N.C. State chancellor resigns in Easley hiring flap
RALEIGH (AP) ó The chancellor at North Carolina State University resigned Monday, the third official to step down amid questions about the hiring of the former governor’s wife for a university post.
Chancellor James Oblinger said in a statement released by the university that he is stepping down because the scrutiny of a job given to former first lady Mary Easley is a distraction for the school.
Oblinger had asked Easley to resign her position, but she hasn’t. Easley’s attorney, Marvin Schiller, did not immediately return a phone call Monday seeking comment.
N.C. State has been under fire because of a severance package of about $300,000 that Oblinger gave to the official who hired Easley and because of the salary Easley received. The official, former provost Larry Nielsen, resigned last month.
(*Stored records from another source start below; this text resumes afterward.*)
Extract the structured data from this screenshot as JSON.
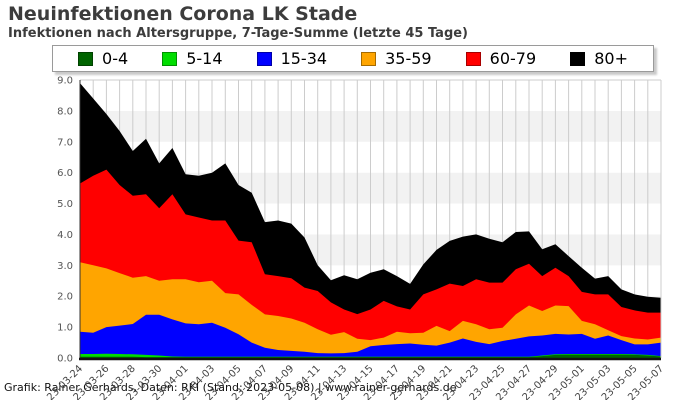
{
  "header": {
    "title": "Neuinfektionen Corona LK Stade",
    "subtitle": "Infektionen nach Altersgruppe, 7-Tage-Summe (letzte 45 Tage)"
  },
  "footer": {
    "credit": "Grafik: Rainer Gerhards, Daten: RKI (Stand: 2023-05-08) | www.rainer-gerhards.de"
  },
  "chart_data": {
    "type": "area",
    "stacked": true,
    "title": "Neuinfektionen Corona LK Stade",
    "subtitle": "Infektionen nach Altersgruppe, 7-Tage-Summe (letzte 45 Tage)",
    "legend_position": "top",
    "grid": "vertical line per day, alternating horizontal bands per 1.0 unit",
    "ylim": [
      0,
      9
    ],
    "y_ticks": [
      "0.0",
      "1.0",
      "2.0",
      "3.0",
      "4.0",
      "5.0",
      "6.0",
      "7.0",
      "8.0",
      "9.0"
    ],
    "x_tick_step": 2,
    "x": [
      "23-03-24",
      "23-03-25",
      "23-03-26",
      "23-03-27",
      "23-03-28",
      "23-03-29",
      "23-03-30",
      "23-03-31",
      "23-04-01",
      "23-04-02",
      "23-04-03",
      "23-04-04",
      "23-04-05",
      "23-04-06",
      "23-04-07",
      "23-04-08",
      "23-04-09",
      "23-04-10",
      "23-04-11",
      "23-04-12",
      "23-04-13",
      "23-04-14",
      "23-04-15",
      "23-04-16",
      "23-04-17",
      "23-04-18",
      "23-04-19",
      "23-04-20",
      "23-04-21",
      "23-04-22",
      "23-04-23",
      "23-04-24",
      "23-04-25",
      "23-04-26",
      "23-04-27",
      "23-04-28",
      "23-04-29",
      "23-04-30",
      "23-05-01",
      "23-05-02",
      "23-05-03",
      "23-05-04",
      "23-05-05",
      "23-05-06",
      "23-05-07"
    ],
    "series": [
      {
        "name": "0-4",
        "color": "#006400",
        "values": [
          0.04,
          0.04,
          0.04,
          0.04,
          0.04,
          0.03,
          0.03,
          0.03,
          0.03,
          0.03,
          0.03,
          0.03,
          0.03,
          0.03,
          0.03,
          0.03,
          0.03,
          0.03,
          0.03,
          0.03,
          0.03,
          0.03,
          0.03,
          0.03,
          0.03,
          0.03,
          0.03,
          0.03,
          0.03,
          0.03,
          0.03,
          0.03,
          0.03,
          0.03,
          0.03,
          0.06,
          0.1,
          0.11,
          0.11,
          0.11,
          0.11,
          0.11,
          0.1,
          0.08,
          0.05
        ]
      },
      {
        "name": "5-14",
        "color": "#00dd00",
        "values": [
          0.09,
          0.09,
          0.1,
          0.09,
          0.08,
          0.07,
          0.05,
          0.02,
          0.01,
          0.01,
          0.01,
          0.01,
          0.01,
          0.01,
          0.01,
          0.01,
          0.01,
          0.01,
          0.01,
          0.01,
          0.01,
          0.01,
          0.01,
          0.01,
          0.01,
          0.01,
          0.01,
          0.01,
          0.01,
          0.01,
          0.01,
          0.01,
          0.01,
          0.01,
          0.01,
          0.02,
          0.02,
          0.02,
          0.02,
          0.02,
          0.02,
          0.02,
          0.02,
          0.02,
          0.01
        ]
      },
      {
        "name": "15-34",
        "color": "#0000ff",
        "values": [
          0.72,
          0.69,
          0.86,
          0.92,
          0.98,
          1.3,
          1.32,
          1.2,
          1.08,
          1.05,
          1.1,
          0.94,
          0.73,
          0.46,
          0.29,
          0.22,
          0.19,
          0.16,
          0.12,
          0.11,
          0.12,
          0.16,
          0.34,
          0.38,
          0.41,
          0.43,
          0.39,
          0.36,
          0.46,
          0.59,
          0.48,
          0.41,
          0.51,
          0.58,
          0.66,
          0.65,
          0.66,
          0.63,
          0.65,
          0.49,
          0.6,
          0.45,
          0.32,
          0.34,
          0.44
        ]
      },
      {
        "name": "35-59",
        "color": "#ffa500",
        "values": [
          2.25,
          2.18,
          1.9,
          1.7,
          1.5,
          1.25,
          1.1,
          1.3,
          1.43,
          1.36,
          1.36,
          1.12,
          1.29,
          1.22,
          1.08,
          1.1,
          1.05,
          0.94,
          0.77,
          0.6,
          0.68,
          0.42,
          0.2,
          0.24,
          0.4,
          0.33,
          0.39,
          0.64,
          0.37,
          0.57,
          0.57,
          0.48,
          0.43,
          0.79,
          1.0,
          0.79,
          0.92,
          0.92,
          0.42,
          0.47,
          0.17,
          0.13,
          0.19,
          0.16,
          0.16
        ]
      },
      {
        "name": "60-79",
        "color": "#ff0000",
        "values": [
          2.55,
          2.9,
          3.2,
          2.85,
          2.65,
          2.65,
          2.35,
          2.75,
          2.1,
          2.1,
          1.95,
          2.35,
          1.74,
          2.03,
          1.3,
          1.29,
          1.3,
          1.14,
          1.24,
          1.05,
          0.73,
          0.8,
          0.99,
          1.19,
          0.82,
          0.77,
          1.24,
          1.18,
          1.54,
          1.13,
          1.46,
          1.51,
          1.46,
          1.46,
          1.35,
          1.13,
          1.22,
          0.97,
          0.94,
          0.97,
          1.16,
          0.94,
          0.91,
          0.87,
          0.81
        ]
      },
      {
        "name": "80+",
        "color": "#000000",
        "values": [
          3.25,
          2.5,
          1.8,
          1.75,
          1.45,
          1.8,
          1.45,
          1.5,
          1.3,
          1.35,
          1.55,
          1.85,
          1.8,
          1.6,
          1.69,
          1.8,
          1.77,
          1.62,
          0.83,
          0.72,
          1.11,
          1.13,
          1.19,
          1.02,
          0.98,
          0.83,
          0.97,
          1.28,
          1.38,
          1.6,
          1.45,
          1.42,
          1.31,
          1.21,
          1.05,
          0.87,
          0.76,
          0.65,
          0.78,
          0.51,
          0.59,
          0.57,
          0.52,
          0.51,
          0.48
        ]
      }
    ]
  },
  "style": {
    "band_light": "#ffffff",
    "band_dark": "#f2f2f2",
    "grid_color": "#cccccc",
    "axis_color": "#111111",
    "tick_label_color": "#555555"
  }
}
“The only reason I am announcing my resignation is that I am applying to myself the same standards I have asked Mrs. Easley to apply to herself: I am doing it because it is in the best interests of NC State University,” Oblinger said.
Oblinger said he was confident that university officials had “acted both correctly and honorably.”
He will return to the faculty, Oblinger said.
Oblinger also said the university planned to make public the documents it has given to a federal grand jury that is looking into Mary Easley’s hiring as well as the use of private aircraft by former Gov. Mike Easley when he was in office.
In addition to Oblinger and Nielsen’s resignations, the controversy prompted former N.C. State board chairman McQueen Campbell to resign.
Erskine Bowles, president of the University of North Carolina system, said in a memo to board members that retired chancellor Jim Woodward of the University of North Carolina at Charlotte had agreed to serve as interim chancellor.
Bowles said Oblinger will be given a six-month leave at his current salary and then will return to his former position as a professor of food science.